For eight years Cyrus Akhonya who hails from Butsotso East Lurambi Constituency Kakamega County opted out of sugar cane farming after experiencing many loses after a long wait.
In an exclusive interview with West Media, he says he has nothing to show for the years he practiced sugar cane farming in his farm. He laments of delayed harvesting of his sugarcane from the farm by the milling companies. The delayed harvest contributed to his sugarcane overstaying and losing the would be highest tones to give him more money.
Akhonya who lives below poverty line says he depended on sugarcane farming for survival and the delay in harvesting pushed him into too much borrowing to make ends meet.
With many debts borrowed, the cash from his sugar harvest would only end up settle debts and his life became a circle of try and error.
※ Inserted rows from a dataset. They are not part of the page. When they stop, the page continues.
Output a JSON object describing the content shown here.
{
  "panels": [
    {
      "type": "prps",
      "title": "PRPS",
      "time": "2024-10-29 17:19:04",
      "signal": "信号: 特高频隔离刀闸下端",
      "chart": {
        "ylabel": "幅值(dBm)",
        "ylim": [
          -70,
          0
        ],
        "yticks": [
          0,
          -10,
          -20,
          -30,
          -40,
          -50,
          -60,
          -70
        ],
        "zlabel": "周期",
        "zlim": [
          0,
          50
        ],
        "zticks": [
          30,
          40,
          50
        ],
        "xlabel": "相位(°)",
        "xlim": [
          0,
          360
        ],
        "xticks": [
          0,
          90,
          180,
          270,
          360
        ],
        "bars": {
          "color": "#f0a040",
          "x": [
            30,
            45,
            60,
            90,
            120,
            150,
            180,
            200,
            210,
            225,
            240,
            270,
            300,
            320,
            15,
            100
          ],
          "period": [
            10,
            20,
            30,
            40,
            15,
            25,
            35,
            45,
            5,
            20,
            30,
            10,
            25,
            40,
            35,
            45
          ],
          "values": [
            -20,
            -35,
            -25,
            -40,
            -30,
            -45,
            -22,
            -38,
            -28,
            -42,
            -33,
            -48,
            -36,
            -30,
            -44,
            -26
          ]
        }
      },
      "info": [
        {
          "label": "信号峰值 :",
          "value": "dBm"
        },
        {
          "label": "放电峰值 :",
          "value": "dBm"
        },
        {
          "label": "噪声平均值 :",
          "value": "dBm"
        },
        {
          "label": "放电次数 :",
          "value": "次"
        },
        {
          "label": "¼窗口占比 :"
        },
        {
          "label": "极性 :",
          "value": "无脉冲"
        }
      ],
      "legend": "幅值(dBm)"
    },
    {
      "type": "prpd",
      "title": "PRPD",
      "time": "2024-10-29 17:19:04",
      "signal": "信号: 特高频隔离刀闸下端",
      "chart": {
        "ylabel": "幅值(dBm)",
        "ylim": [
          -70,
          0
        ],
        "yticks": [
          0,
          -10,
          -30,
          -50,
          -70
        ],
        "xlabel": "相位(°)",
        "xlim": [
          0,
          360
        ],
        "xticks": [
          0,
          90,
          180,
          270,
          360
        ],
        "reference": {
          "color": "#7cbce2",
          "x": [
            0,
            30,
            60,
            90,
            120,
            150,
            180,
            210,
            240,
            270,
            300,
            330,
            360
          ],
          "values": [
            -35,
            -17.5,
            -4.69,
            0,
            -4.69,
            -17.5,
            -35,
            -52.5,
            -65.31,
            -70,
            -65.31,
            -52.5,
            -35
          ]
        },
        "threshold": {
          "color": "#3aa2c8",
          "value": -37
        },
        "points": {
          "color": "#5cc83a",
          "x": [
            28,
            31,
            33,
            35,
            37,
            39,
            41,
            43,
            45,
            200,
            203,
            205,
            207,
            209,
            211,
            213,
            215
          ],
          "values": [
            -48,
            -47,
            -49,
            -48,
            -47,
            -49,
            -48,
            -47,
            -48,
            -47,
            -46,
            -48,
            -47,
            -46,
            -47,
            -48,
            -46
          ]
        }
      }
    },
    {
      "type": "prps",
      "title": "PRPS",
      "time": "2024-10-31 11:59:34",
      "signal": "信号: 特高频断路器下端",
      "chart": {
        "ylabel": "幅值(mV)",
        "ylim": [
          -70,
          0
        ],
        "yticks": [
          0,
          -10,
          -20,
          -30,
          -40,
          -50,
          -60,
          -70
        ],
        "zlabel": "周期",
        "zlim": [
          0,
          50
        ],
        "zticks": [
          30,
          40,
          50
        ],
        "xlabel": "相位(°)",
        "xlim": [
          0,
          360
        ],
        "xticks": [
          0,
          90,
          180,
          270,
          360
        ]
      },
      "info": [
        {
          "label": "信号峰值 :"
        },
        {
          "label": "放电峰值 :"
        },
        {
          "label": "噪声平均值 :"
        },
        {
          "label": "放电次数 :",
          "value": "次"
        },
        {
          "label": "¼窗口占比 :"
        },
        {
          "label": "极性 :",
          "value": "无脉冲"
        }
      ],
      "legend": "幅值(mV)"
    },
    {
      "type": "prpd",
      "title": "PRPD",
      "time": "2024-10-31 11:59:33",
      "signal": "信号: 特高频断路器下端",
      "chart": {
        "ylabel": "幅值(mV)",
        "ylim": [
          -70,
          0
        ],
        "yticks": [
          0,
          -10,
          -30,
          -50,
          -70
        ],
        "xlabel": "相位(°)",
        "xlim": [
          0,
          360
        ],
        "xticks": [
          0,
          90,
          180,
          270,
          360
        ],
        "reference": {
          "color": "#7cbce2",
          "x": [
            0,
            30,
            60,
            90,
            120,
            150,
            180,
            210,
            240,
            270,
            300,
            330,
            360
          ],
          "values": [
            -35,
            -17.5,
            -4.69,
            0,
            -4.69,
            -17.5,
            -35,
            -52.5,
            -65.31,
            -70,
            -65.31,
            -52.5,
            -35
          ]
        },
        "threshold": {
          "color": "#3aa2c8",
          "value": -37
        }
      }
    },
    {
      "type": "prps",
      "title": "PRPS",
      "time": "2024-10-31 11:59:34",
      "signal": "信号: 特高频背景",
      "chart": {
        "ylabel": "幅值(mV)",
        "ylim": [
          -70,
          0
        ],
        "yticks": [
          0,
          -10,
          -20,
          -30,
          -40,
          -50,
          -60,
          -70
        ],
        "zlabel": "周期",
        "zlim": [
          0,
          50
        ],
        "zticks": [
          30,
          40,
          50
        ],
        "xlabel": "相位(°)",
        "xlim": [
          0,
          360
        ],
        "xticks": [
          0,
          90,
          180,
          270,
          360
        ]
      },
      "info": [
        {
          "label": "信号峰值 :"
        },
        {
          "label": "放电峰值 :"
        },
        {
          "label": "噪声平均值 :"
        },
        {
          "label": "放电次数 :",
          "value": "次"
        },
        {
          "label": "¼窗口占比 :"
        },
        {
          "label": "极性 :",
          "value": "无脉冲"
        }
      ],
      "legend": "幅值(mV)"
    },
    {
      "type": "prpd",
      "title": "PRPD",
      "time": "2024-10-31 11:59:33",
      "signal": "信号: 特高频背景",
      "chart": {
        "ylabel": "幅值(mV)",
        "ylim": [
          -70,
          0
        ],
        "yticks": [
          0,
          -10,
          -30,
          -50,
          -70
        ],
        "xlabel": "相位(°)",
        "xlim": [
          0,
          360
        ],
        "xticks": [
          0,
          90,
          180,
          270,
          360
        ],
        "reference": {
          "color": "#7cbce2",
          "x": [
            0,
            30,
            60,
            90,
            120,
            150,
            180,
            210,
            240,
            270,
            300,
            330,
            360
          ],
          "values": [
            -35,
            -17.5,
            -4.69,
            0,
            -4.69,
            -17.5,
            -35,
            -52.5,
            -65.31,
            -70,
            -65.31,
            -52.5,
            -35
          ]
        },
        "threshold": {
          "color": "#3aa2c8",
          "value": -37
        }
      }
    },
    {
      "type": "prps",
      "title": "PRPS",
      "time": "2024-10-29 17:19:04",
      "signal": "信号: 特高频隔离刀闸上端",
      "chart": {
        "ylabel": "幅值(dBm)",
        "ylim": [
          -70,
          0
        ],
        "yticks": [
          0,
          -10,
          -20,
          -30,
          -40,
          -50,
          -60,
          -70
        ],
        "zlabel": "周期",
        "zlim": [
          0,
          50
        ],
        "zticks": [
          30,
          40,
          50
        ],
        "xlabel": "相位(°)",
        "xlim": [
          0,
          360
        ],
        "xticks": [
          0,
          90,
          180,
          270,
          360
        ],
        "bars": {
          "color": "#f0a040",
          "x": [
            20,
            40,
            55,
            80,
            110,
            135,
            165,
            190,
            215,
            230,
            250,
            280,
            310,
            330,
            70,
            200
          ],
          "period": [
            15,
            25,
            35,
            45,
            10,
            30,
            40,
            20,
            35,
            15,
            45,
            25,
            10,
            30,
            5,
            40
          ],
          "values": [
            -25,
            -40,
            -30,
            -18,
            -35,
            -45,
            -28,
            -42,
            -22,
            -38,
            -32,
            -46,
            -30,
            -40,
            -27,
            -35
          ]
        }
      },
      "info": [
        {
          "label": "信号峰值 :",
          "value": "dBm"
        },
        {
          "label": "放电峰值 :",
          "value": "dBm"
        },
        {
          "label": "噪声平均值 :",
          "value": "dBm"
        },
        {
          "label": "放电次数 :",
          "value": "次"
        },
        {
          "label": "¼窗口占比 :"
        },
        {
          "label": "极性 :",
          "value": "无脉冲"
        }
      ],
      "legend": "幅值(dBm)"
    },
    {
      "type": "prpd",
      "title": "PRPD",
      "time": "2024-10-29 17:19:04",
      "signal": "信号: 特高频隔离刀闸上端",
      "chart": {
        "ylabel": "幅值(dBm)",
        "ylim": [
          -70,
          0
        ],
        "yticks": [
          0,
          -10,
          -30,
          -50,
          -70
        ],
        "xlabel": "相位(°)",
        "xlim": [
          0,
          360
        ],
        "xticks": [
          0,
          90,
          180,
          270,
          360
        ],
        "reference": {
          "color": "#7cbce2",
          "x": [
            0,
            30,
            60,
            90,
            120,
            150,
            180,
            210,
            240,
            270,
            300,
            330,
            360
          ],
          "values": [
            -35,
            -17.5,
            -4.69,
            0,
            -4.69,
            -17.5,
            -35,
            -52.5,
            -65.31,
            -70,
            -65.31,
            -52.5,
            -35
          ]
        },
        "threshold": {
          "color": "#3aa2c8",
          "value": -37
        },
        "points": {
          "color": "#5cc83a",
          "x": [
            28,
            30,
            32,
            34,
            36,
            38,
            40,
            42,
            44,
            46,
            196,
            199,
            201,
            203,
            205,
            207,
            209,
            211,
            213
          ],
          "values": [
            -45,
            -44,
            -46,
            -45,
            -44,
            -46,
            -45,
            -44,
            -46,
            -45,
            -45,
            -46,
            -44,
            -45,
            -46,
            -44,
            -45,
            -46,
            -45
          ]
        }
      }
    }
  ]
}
Several farmers who hail from Matete, Kakamega County lament total corruptiop when its time for their sugarcane to be harvested. They accuse some workers from sugar factories in the region of asking for a kick back before they can be given a permit for their sugarcane to be harvested.
With biting economy and high inflation, the farmers say its better they go back to maize and other crops farming that take short time before harvesting to enable them make ends meet.
Teresa, a sugarcane farmer from Matete says its now obvious the milling companies are conning farmers by negatively tilting the end results of tonnes from harvested plants from the farmer which impacts a farmer into loses.
As many farmers continue to opt out of sugarcane farming, the sugar industry in the country continue to stare at raw material shortage a situation that has forced millers to increase the payment of raw materials to 16 percent against the government’s recommended one.
According to the report from the sugar directorate, sugar production dropped by 40 percent to 546000 last month compared to 908000 in January this year.
One tonne of sugar now goes for sh 5250 above the government recommended price of sh 4584.